Naar het oordeel van de rechtbank kan op grond van voornoemde bewijsmiddelen wettig en overtuigend bewezen worden verklaard dat de verdachte zich ten aanzien van de onder 1 tot en met 3 en 5 tot en met 32 genummerde telefoons schuldig heeft gemaakt aan opzetheling. Deze telefoons zijn alle gestolen en gekoppeld geweest aan de laptops van de verdachte. De rechtbank acht de verklaring van de verdachte dat hij niet wist dat de telefoons van diefstal afkomstig waren niet aannemelijk. Het dossier bevat geen enkele aanwijzing dat de verdachte zich bezig heeft gehouden met het repareren van telefoons. Integendeel, op een van de laptops van de verdachte is software aangetroffen waarmee wachtwoorden van telefoons kunnen worden ontgrendeld. Dergelijke software is niet noodzakelijk bij de reparatie van eerlijk verkregen mobiele telefoons. Daar komt bij dat naar het oordeel van de rechtbank de plek waar de telefoon van aangever [aangever] (nr. 7) is aangetroffen, op zijn minst genomen een opmerkelijke plek is om een telefoon te bewaren.
Gelet op dit alles is de rechtbank van oordeel dat het niet anders kan dan dat de verdachte ten tijde van het voorhanden krijgen van de telefoons op de hoogte was dat deze van misdrijf afkomstig waren. De rechtbank acht de ten laste gelegde opzetheling dan ook wettig en overtuigend bewezen.

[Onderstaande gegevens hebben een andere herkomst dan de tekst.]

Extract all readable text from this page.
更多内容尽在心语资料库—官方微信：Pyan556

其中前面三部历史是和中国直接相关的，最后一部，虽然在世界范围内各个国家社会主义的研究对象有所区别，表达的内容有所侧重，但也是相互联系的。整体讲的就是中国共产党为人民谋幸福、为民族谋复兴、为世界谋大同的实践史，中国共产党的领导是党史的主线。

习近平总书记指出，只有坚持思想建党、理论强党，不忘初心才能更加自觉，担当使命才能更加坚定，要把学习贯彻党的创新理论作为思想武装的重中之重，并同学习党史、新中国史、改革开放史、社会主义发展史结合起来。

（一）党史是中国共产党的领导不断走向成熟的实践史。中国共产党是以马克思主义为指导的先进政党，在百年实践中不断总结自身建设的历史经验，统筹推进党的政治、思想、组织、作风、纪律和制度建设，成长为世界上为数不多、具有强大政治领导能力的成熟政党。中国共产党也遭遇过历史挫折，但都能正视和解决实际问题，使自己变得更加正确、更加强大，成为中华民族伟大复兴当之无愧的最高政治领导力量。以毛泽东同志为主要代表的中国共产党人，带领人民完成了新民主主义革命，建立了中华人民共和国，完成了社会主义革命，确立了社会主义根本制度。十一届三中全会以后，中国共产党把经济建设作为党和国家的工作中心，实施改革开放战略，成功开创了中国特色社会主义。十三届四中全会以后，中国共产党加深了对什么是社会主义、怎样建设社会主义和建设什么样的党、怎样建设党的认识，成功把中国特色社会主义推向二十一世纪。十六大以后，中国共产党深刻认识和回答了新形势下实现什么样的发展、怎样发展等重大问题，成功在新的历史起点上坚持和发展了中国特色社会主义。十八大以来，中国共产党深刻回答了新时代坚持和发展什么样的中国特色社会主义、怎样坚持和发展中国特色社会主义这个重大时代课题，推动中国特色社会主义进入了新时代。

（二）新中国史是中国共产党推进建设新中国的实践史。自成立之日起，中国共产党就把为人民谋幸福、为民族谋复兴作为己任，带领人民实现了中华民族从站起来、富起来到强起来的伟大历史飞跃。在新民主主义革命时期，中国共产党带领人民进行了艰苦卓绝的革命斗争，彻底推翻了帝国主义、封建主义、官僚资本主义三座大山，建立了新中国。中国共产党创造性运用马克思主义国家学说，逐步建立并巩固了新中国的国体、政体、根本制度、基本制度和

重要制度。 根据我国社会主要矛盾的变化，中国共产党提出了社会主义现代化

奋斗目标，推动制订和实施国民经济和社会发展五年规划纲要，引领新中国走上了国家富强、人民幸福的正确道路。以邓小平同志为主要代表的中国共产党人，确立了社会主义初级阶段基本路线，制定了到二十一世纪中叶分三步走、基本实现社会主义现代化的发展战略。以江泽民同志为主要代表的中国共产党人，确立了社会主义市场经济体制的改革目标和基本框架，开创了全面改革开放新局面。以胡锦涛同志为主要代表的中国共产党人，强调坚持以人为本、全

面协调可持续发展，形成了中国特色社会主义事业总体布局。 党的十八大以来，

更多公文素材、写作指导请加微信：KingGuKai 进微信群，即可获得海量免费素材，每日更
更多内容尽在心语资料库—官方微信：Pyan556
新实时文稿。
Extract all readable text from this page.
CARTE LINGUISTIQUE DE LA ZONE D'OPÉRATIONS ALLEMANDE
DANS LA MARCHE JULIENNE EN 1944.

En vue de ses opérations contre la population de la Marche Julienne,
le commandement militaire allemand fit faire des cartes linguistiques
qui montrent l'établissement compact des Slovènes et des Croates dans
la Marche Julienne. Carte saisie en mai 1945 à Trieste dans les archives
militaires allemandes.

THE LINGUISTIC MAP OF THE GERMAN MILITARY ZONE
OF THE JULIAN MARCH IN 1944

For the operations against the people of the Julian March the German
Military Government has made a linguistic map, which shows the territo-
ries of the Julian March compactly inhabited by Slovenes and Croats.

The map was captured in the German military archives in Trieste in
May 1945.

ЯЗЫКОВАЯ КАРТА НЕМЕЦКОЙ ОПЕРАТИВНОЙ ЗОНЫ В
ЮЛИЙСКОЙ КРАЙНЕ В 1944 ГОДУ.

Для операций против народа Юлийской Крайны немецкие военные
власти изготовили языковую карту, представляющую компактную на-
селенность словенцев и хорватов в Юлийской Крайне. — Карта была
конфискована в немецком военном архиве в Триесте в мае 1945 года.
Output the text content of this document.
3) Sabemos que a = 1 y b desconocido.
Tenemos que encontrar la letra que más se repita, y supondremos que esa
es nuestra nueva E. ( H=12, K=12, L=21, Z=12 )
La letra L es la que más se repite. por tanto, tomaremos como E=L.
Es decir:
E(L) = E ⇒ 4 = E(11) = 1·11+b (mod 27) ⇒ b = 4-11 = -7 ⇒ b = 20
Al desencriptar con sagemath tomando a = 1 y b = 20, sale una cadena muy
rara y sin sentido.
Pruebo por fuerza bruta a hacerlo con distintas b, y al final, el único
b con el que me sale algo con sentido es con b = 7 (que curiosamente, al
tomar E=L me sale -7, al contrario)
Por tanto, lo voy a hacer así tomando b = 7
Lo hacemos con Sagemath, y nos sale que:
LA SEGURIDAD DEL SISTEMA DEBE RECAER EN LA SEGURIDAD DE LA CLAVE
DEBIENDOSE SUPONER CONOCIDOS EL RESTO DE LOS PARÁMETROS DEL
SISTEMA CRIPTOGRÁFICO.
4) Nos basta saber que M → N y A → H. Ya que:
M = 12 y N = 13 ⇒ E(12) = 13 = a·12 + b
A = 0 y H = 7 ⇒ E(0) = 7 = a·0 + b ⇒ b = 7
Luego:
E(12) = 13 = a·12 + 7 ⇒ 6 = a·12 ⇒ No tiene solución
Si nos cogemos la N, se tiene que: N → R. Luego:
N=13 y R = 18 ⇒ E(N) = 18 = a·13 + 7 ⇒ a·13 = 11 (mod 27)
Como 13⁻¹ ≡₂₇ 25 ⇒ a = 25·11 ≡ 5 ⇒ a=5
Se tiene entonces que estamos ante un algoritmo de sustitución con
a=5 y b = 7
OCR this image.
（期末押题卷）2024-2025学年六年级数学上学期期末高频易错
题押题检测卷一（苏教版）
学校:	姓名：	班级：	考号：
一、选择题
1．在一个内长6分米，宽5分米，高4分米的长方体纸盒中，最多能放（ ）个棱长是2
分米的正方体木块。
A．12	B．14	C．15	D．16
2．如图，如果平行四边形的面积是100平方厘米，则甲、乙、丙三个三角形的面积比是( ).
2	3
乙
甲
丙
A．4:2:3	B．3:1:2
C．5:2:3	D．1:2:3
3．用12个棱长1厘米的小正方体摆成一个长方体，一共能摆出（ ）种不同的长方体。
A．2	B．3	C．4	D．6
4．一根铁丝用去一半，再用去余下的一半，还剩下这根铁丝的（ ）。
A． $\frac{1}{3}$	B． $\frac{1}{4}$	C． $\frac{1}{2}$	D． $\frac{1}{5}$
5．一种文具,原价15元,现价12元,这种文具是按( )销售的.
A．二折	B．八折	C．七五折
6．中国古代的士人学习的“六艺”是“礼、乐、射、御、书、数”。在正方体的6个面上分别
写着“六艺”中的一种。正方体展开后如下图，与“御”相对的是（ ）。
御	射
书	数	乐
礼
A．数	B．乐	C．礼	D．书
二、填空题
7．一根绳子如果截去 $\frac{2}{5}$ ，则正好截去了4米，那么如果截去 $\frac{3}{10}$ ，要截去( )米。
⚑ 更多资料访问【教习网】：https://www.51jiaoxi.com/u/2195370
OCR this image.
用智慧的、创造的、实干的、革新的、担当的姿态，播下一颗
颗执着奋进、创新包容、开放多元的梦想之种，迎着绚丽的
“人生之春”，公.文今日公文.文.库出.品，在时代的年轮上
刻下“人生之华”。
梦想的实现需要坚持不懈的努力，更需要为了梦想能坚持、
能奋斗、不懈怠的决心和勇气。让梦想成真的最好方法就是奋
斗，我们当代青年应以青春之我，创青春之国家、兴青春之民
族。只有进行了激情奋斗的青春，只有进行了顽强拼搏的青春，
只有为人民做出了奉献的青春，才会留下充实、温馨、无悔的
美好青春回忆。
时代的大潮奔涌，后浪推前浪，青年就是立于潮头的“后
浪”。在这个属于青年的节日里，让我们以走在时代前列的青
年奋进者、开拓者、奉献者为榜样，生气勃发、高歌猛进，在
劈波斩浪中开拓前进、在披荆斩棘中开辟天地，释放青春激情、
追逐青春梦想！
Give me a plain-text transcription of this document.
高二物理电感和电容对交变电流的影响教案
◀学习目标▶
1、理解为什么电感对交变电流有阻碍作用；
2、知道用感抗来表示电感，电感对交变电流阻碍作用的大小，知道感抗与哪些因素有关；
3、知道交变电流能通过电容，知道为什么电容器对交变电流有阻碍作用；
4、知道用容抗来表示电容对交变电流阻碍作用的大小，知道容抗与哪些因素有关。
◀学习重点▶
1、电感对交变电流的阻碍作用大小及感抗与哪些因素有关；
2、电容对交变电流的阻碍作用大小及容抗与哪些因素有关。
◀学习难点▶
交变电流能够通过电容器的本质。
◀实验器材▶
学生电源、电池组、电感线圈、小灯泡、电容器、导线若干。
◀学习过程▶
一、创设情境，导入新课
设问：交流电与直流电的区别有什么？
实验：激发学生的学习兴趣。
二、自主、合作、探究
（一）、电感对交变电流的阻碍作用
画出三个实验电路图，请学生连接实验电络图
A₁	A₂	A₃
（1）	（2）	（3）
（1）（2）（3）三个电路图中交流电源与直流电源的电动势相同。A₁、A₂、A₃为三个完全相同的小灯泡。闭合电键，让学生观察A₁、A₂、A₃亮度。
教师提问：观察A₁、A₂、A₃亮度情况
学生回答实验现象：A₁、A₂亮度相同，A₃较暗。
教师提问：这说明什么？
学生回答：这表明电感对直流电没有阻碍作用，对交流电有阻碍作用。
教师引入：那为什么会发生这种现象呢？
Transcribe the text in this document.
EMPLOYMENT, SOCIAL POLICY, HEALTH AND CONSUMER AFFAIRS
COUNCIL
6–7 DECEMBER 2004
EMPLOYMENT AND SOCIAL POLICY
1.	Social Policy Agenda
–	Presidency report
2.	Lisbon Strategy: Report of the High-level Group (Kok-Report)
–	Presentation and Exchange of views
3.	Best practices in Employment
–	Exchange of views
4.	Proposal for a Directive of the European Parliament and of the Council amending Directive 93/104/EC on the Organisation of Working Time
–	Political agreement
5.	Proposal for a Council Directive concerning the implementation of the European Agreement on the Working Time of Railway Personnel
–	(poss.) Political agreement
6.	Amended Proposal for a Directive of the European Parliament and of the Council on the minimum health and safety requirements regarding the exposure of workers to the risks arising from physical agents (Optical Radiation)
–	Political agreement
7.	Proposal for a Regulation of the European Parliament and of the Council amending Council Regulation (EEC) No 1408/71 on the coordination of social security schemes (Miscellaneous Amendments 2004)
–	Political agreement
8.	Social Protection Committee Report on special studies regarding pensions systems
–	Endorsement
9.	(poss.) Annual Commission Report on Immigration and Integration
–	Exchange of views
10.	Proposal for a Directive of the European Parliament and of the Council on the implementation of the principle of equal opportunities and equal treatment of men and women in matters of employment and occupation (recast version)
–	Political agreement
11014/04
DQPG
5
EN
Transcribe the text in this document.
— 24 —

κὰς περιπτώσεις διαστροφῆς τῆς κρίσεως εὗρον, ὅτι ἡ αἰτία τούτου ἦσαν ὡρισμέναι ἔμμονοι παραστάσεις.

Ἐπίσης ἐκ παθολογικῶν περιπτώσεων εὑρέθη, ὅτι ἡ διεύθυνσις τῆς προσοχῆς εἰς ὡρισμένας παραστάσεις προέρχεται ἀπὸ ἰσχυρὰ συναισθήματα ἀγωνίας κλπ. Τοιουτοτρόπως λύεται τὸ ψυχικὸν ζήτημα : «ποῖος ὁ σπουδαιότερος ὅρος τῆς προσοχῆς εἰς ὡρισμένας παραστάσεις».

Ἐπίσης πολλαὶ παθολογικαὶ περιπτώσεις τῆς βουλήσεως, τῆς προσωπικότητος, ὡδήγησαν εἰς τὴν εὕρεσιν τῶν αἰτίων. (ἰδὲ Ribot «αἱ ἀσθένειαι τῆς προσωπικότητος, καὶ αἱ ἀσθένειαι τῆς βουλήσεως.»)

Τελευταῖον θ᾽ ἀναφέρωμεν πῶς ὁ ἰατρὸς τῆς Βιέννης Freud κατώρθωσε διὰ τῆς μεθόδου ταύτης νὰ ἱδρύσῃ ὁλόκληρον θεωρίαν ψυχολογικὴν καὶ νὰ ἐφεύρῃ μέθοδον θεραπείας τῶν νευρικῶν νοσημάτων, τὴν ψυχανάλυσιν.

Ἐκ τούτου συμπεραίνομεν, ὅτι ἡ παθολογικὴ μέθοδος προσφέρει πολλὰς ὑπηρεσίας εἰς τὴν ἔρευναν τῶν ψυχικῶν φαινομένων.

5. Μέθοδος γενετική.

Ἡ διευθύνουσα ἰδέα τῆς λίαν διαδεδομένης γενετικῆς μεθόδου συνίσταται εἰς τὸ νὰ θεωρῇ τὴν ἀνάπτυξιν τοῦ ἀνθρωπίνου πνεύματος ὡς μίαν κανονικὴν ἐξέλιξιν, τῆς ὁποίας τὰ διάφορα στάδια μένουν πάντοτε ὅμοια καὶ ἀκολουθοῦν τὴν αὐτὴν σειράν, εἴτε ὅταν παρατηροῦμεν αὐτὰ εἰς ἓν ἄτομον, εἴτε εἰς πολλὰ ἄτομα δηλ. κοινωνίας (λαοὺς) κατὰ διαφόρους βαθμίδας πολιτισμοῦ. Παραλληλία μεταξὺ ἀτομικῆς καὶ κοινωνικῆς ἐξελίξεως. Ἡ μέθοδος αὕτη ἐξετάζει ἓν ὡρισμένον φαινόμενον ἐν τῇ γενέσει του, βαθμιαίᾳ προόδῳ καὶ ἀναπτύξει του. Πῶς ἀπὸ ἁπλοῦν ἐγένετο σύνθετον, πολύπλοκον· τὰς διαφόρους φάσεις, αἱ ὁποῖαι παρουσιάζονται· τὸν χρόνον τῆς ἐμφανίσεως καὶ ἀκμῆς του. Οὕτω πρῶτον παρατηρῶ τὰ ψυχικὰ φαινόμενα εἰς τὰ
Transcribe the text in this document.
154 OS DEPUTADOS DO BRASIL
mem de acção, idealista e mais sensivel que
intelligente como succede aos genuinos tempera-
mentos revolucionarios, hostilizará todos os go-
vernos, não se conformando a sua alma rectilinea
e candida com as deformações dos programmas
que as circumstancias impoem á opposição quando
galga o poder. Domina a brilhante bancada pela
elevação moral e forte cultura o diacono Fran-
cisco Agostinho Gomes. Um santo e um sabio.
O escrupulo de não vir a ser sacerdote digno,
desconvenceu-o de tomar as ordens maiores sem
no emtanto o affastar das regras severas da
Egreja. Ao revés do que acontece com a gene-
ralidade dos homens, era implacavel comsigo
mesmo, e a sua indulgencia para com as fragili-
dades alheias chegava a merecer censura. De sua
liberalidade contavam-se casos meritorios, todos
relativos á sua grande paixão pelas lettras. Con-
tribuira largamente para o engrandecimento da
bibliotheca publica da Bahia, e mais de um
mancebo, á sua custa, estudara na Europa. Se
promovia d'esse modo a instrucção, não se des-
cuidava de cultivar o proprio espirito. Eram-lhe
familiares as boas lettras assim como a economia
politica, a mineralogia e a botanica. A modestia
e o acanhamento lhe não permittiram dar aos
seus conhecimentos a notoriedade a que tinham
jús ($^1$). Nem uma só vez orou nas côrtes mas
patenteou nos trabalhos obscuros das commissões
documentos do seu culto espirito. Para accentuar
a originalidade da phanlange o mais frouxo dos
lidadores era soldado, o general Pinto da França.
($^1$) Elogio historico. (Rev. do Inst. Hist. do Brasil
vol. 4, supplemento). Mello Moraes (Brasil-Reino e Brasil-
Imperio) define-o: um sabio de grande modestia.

Ten aanzien van de in de tenlastelegging onder 4 tenlastegelegde telefoon overweegt de rechtbank dat deze niet terug te vinden is in de overzichten van de aan de laptop van de verdachte gekoppelde telefoons. Aldus kan niet worden vastgesteld dat de verdachte deze telefoon voorhanden heeft gehad. Gelet op het voorgaande zal de rechtbank de verdachte van dit onderdeel van de tenlastelegging vrijspreken.
Ten aanzien van de in de tenlastelegging onder 33 genummerde telefoon bevat het dossier geen aangifte zodat niet kan worden vastgesteld dat deze telefoon afkomstig is geweest van diefstal. Gelet op het voorgaande zal de rechtbank de verdachte van dit onderdeel van de tenlastelegging vrijspreken.
Gewoonte
Uit onderzoek aan de laptops van de verdachte is gebleken dat er in totaal 723 iPhone toestellen fysiek aangesloten zijn geweest (666 (Acer [nummer] ) +42 (Acer [nummer] ) +15 (Acer [nummer] )). Van deze iPhone toestellen bleken in totaal 253 toestellen als gestolen geregistreerd te staan.Van de 253 gestolen toestellen zijn in ieder geval 32 toestellen in de ten laste gelegde periode weggenomen. Dit in combinatie met de lange pleegperiode maakt dat de rechtbank van oordeel is dat er sprake is geweest van gewoonteheling.